The prosecutor also documented the appearance of an armed communist mob to counter the peaceful protesters.

The court on Friday announced that it would not pursue 15-year sentences for the children, but reports out of Cuba suggest they may still spend as much as seven years in prison.

Relatives of the Holguín prisoners announced last week that ten of them have begun a hunger strike as they await their sentences. Cuban journalists reporting the hunger strike identified the mother of one of the detained, William Manuel Leyva Pupo, as the source of the news.

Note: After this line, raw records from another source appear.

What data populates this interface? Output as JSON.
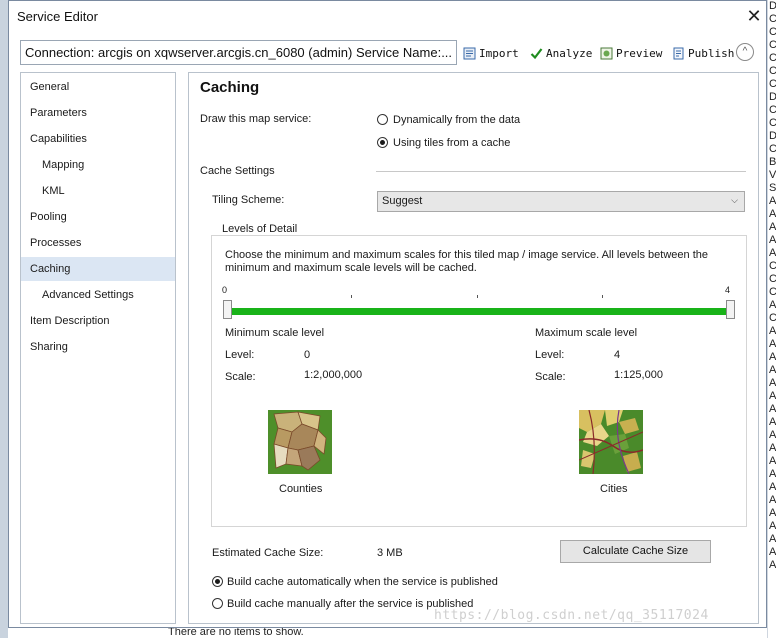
{
  "window": {
    "title": "Service Editor",
    "close_glyph": "✕"
  },
  "toolbar": {
    "connection": "Connection: arcgis on xqwserver.arcgis.cn_6080 (admin)   Service Name:...",
    "import_label": "Import",
    "analyze_label": "Analyze",
    "preview_label": "Preview",
    "publish_label": "Publish",
    "collapse_glyph": "^"
  },
  "nav": {
    "items": [
      {
        "label": "General"
      },
      {
        "label": "Parameters"
      },
      {
        "label": "Capabilities"
      },
      {
        "label": "Mapping"
      },
      {
        "label": "KML"
      },
      {
        "label": "Pooling"
      },
      {
        "label": "Processes"
      },
      {
        "label": "Caching"
      },
      {
        "label": "Advanced Settings"
      },
      {
        "label": "Item Description"
      },
      {
        "label": "Sharing"
      }
    ],
    "selected": "Caching"
  },
  "caching": {
    "heading": "Caching",
    "draw_label": "Draw this map service:",
    "opt_dynamic": "Dynamically from the data",
    "opt_tiles": "Using tiles from a cache",
    "cache_settings": "Cache Settings",
    "tiling_label": "Tiling Scheme:",
    "tiling_value": "Suggest",
    "levels_title": "Levels of Detail",
    "levels_desc": "Choose the minimum and maximum scales for this tiled map / image service. All levels between the minimum and maximum scale levels will be cached.",
    "slider_min_label": "0",
    "slider_max_label": "4",
    "min_title": "Minimum scale level",
    "max_title": "Maximum scale level",
    "level_label": "Level:",
    "scale_label": "Scale:",
    "min_level": "0",
    "min_scale": "1:2,000,000",
    "max_level": "4",
    "max_scale": "1:125,000",
    "counties_caption": "Counties",
    "cities_caption": "Cities",
    "est_label": "Estimated Cache Size:",
    "est_value": "3 MB",
    "calc_button": "Calculate Cache Size",
    "build_auto": "Build cache automatically when the service is published",
    "build_manual": "Build cache manually after the service is published"
  },
  "background": {
    "below_text": "There are no items to show.",
    "right_letters": [
      "D",
      "C",
      "C",
      "C",
      "C",
      "C",
      "C",
      "D",
      "C",
      "C",
      "D",
      "C",
      "B",
      "V",
      "S",
      "A",
      "A",
      "A",
      "A",
      "A",
      "C",
      "C",
      "C",
      "A",
      "C",
      "A",
      "A",
      "A",
      "A",
      "A",
      "A",
      "A",
      "A",
      "A",
      "A",
      "A",
      "A",
      "A",
      "A",
      "A",
      "A",
      "A",
      "A",
      "A"
    ],
    "watermark": "https://blog.csdn.net/qq_35117024"
  },
  "colors": {
    "slider": "#19b319",
    "selection": "#dbe6f3"
  }
}
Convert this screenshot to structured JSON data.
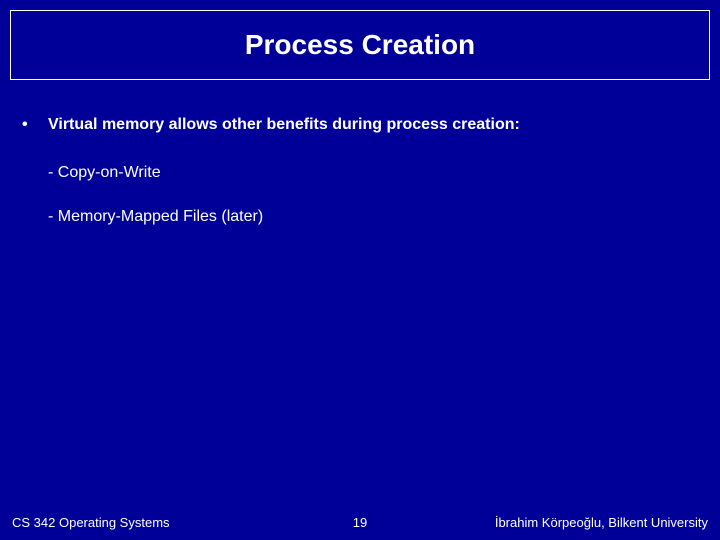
{
  "title": "Process Creation",
  "bullets": [
    {
      "text": "Virtual memory allows other benefits during process creation:",
      "subs": [
        "- Copy-on-Write",
        "- Memory-Mapped Files (later)"
      ]
    }
  ],
  "footer": {
    "left": "CS 342 Operating Systems",
    "center": "19",
    "right": "İbrahim Körpeoğlu, Bilkent University"
  }
}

Leyva’s family has repeatedly asserted to independent media that the 20-year-old — facing 18 years in prison — has suffered from longstanding mental health issues, making his case significantly different from the others so as to require a separate trial from the other 20 people.

The Holguín defendants are reportedly scheduled for sentencing on February 11.

Leyva’s mother, Idelsys Pupo, told the international outlet CiberCuba that family members “will support the [hunger strikers] on the outside,” without elaborating. Pupo used the word plantados to describe the hunger strikers, a term with a long history in Cuban anti-communist resistance.

The sham trials have attracted even more protests. On Monday, three anti-communist dissidents were arrested in front of the Havana Supreme Court for demanding freedom for all political prisoners in the country. The protesters reportedly shouted that the judicial processes were a “farce” and that the dissidents were not criminals.